Studies On Synthesis Of High-solid-content Polymer Polyols

Polymer polyol (POP) are stable dispersions of glassy polymers in polyether polyols. In this work, the POP with high solid content of 45% were prepared by dispersion copolymerization of styrene (St) and acrylonitrile (AN) in polyether polyols with polyether meilate-type macromonomer as stabilizer precursor in semi-batch, single- reactor and two-reactor continuous and seeded-batch processes. The stability and viscosity and the distribution of particle size of POP were studied. For the purpose of improving the stabilizing ability of the macromonomer for the POP, various macromonomers were synthesized by reacting various polyethers with maleic anhydride at different temperature, and evaluated for their stabilizing abilities. The results showed that the functionality and molecular mass of macromonomer were the crucial factors for their stabilizing ability.. Therefore, a novel macromonomer with four functionality was synthesized. The effects of polymerization parameters on stability and viscosity of POP were investigated in semi-batch, seeded-batch and continuous processes, respectively, while the corresponding particle shape and size distribution were determined by SEM and laser grading analysis. The results indicated that the polymerization in both particle phase and disperse phase played important roles on the stability and particle number of POP. And that the particle size and distribution were the key factor for controlling the viscosity of POP, wide particle distribution can low the viscosity of POP, while small particles increasing the viscosity of POP. So POP with low viscosity can be obtained in both two-reactor continuous and seeded-batch process, which can produce POP with large particle size with wide distribution.

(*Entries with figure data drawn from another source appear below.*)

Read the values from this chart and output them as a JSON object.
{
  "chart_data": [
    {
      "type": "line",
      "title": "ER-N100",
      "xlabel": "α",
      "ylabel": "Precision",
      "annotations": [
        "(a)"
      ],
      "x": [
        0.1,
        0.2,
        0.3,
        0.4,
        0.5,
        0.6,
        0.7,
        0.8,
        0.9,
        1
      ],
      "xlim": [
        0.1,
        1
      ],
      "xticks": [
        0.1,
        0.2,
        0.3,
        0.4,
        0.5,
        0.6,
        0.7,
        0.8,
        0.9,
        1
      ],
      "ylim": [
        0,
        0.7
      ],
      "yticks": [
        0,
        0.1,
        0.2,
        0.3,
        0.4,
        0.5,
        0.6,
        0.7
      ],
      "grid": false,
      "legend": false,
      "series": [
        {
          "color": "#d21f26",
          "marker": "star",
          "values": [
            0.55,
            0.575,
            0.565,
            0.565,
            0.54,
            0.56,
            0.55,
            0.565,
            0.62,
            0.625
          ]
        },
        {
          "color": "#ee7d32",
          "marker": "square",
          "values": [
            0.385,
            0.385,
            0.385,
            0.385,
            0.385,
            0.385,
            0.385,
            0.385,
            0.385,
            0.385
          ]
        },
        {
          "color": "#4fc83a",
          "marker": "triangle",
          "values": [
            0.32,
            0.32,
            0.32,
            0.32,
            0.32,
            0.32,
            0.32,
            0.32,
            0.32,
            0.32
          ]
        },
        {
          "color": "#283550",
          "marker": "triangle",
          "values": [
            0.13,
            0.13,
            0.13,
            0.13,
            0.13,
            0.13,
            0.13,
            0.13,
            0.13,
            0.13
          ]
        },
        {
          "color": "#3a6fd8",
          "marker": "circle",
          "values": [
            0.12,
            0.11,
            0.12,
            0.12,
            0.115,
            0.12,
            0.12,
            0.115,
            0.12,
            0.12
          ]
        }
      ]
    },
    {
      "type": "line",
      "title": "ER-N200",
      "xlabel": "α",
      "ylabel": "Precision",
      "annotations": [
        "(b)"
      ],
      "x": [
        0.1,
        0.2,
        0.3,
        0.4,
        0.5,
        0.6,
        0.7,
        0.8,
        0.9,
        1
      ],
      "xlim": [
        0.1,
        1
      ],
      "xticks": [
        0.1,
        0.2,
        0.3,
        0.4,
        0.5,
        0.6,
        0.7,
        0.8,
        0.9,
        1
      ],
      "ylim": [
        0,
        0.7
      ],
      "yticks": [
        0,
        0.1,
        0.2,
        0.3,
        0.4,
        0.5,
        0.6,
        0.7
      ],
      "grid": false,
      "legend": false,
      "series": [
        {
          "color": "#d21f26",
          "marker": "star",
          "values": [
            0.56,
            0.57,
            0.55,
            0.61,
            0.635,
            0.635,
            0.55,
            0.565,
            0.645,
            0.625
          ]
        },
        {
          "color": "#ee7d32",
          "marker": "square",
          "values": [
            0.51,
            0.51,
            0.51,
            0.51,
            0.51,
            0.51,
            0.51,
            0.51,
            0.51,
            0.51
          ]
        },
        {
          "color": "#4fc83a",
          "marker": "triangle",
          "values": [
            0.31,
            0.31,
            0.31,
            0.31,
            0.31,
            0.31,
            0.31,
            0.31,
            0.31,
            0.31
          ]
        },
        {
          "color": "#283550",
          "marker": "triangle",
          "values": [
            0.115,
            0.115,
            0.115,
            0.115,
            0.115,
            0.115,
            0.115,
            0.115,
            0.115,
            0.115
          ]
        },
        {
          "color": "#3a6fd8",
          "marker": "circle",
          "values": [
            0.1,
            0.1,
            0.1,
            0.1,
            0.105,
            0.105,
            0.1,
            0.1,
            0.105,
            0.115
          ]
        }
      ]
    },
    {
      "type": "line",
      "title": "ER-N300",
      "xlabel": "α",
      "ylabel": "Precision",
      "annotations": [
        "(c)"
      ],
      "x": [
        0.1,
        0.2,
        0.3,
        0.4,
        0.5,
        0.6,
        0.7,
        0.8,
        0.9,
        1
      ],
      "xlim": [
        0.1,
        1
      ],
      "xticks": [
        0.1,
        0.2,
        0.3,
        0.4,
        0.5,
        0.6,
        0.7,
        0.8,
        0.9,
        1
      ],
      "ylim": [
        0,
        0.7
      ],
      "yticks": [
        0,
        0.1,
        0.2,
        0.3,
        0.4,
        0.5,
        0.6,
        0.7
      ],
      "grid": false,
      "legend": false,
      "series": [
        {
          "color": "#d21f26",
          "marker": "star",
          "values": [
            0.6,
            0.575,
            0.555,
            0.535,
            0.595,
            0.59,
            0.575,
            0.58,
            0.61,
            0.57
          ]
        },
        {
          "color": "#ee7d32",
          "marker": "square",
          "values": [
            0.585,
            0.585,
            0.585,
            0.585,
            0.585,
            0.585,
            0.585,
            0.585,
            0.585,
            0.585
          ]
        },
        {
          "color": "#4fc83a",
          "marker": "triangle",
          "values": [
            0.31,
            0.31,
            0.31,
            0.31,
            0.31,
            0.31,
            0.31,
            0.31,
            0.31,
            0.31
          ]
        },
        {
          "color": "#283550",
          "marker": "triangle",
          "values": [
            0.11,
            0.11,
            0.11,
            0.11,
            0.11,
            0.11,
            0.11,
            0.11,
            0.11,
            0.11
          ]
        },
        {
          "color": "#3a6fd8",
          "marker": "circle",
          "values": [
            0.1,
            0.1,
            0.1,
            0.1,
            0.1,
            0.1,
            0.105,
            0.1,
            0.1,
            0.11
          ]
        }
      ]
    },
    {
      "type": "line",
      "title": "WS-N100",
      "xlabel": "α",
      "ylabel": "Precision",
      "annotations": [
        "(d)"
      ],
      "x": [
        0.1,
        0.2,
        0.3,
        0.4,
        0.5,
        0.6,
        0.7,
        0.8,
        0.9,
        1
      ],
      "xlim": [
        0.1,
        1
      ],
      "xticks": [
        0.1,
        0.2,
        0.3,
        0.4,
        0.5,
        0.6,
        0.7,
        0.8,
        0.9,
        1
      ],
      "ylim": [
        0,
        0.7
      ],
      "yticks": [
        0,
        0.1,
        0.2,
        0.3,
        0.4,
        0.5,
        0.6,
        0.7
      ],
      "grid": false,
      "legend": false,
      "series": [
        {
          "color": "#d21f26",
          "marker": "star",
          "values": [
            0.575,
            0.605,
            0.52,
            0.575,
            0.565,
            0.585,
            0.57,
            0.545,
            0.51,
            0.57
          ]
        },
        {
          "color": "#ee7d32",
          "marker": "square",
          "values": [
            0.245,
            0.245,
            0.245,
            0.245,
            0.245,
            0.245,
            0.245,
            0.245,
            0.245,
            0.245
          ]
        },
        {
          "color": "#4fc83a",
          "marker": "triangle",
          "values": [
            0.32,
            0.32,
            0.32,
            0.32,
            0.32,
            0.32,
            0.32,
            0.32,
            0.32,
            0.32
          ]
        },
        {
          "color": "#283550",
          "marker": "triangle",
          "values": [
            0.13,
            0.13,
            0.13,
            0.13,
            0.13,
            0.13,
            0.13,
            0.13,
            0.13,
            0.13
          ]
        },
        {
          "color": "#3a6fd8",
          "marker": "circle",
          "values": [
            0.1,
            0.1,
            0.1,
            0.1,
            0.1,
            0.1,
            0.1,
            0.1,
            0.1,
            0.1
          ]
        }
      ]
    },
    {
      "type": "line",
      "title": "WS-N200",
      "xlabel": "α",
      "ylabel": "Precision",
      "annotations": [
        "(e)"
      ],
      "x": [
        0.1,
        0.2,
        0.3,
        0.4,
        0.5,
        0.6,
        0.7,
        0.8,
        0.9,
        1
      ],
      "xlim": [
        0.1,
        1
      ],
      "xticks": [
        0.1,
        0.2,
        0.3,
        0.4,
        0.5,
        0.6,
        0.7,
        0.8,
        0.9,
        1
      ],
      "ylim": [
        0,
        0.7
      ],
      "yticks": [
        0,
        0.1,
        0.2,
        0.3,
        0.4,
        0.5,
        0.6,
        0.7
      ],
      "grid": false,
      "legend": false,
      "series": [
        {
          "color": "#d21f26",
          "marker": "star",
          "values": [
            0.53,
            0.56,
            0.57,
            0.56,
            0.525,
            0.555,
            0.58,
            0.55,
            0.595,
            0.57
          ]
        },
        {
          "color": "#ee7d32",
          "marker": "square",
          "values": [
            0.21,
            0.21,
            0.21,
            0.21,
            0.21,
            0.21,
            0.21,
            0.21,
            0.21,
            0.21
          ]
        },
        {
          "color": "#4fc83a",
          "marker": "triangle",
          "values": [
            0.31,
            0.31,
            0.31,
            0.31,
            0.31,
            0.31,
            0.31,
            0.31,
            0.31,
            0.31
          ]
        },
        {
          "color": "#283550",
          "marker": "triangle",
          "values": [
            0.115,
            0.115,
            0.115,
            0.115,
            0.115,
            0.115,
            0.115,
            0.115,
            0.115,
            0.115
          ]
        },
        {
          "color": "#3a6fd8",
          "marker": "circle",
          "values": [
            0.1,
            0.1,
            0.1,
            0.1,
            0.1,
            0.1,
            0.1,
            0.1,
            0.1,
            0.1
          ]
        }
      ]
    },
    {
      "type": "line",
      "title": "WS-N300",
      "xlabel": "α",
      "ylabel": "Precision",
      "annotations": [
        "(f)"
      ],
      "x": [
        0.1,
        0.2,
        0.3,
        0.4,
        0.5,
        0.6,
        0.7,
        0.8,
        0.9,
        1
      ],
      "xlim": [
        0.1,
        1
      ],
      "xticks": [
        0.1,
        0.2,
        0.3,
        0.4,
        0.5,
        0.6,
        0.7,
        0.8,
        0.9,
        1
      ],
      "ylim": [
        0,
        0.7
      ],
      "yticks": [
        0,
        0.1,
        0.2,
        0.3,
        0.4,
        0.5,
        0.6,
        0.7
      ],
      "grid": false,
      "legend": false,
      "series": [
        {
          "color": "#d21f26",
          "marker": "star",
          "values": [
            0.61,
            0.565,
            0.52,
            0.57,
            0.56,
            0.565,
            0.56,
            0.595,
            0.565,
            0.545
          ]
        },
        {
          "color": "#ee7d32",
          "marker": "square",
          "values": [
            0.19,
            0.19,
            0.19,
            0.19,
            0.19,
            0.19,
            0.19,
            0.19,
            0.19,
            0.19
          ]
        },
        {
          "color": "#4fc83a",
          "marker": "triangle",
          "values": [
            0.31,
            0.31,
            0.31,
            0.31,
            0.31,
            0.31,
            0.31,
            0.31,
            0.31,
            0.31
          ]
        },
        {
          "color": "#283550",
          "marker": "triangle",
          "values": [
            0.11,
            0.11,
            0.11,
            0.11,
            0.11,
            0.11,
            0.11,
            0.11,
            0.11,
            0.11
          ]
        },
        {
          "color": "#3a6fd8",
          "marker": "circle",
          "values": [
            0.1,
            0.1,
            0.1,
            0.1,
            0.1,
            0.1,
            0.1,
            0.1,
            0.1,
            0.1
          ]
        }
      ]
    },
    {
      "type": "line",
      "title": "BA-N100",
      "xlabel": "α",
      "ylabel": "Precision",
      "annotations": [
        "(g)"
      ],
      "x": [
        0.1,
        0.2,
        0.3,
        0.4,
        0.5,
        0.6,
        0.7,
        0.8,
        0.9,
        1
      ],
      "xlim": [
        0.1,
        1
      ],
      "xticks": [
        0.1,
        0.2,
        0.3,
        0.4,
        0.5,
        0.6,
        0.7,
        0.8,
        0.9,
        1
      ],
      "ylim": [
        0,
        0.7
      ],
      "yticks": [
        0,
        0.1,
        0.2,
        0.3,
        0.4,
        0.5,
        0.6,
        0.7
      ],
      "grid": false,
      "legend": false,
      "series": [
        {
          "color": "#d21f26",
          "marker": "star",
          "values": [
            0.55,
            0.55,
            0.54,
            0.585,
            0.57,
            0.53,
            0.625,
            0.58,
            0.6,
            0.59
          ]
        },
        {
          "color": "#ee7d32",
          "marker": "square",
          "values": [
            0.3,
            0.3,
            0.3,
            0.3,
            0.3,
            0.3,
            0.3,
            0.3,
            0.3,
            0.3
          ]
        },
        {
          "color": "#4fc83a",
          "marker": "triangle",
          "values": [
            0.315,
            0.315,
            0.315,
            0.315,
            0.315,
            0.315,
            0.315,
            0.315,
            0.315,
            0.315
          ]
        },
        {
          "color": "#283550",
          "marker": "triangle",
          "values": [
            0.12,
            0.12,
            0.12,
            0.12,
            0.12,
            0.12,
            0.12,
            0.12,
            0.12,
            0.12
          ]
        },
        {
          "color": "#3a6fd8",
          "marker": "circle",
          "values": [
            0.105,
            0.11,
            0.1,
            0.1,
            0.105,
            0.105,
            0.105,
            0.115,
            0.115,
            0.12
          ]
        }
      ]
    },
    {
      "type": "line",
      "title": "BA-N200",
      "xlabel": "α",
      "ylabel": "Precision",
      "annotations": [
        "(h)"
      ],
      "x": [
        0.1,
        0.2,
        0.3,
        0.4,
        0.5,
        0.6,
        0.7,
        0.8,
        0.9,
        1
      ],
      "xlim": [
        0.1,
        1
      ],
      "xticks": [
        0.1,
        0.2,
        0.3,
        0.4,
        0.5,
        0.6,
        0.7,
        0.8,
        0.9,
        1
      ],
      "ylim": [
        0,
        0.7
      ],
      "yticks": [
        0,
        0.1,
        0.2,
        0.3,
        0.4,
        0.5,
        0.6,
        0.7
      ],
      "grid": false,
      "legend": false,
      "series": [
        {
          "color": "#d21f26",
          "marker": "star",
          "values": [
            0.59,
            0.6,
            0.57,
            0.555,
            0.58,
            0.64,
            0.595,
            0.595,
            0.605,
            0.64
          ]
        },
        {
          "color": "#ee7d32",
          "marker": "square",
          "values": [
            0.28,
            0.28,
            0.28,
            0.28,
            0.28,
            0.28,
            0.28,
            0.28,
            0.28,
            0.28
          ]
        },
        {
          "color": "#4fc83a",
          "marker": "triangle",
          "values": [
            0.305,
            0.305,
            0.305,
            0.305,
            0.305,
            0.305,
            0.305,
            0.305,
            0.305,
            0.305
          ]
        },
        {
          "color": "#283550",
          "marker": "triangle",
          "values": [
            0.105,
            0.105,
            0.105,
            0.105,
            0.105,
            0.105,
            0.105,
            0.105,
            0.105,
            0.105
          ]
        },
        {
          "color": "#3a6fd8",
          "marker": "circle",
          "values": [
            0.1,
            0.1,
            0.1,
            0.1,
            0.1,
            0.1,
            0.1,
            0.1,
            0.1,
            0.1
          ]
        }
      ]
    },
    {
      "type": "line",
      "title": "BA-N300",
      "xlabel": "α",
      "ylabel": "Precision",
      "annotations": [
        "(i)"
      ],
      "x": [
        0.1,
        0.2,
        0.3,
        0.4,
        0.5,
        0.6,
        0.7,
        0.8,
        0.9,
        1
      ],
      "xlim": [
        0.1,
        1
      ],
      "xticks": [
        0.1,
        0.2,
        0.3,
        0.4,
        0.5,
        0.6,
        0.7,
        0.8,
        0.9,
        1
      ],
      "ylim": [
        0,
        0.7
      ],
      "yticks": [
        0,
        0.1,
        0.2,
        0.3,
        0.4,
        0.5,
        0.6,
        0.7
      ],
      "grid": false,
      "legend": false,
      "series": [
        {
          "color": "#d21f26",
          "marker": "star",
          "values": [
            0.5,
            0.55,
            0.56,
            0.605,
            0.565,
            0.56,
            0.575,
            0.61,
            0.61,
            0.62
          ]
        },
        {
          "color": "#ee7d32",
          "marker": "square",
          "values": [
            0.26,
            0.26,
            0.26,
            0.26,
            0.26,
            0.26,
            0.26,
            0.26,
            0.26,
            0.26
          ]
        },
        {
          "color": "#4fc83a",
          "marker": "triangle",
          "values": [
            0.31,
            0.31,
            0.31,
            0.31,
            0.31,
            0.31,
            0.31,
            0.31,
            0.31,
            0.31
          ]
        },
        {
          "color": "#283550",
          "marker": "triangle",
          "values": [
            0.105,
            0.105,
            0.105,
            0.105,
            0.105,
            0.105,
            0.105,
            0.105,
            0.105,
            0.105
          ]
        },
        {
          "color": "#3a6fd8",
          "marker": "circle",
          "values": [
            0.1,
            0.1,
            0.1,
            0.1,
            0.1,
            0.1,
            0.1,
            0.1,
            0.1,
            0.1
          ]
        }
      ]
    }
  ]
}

By optimizing, the POP with solid content of 45% and viscosity of 4700mPa.s was obtained. The polymerization mechanism of continuous process was studied. The result indicated that there was the phenomenon of neculation in the second reactor in two-reactor continuous process. The phenomenon can increase the viscosity of POP. So the key factor in two-reactor continuous process was the reducing of neuclation in the second reactor.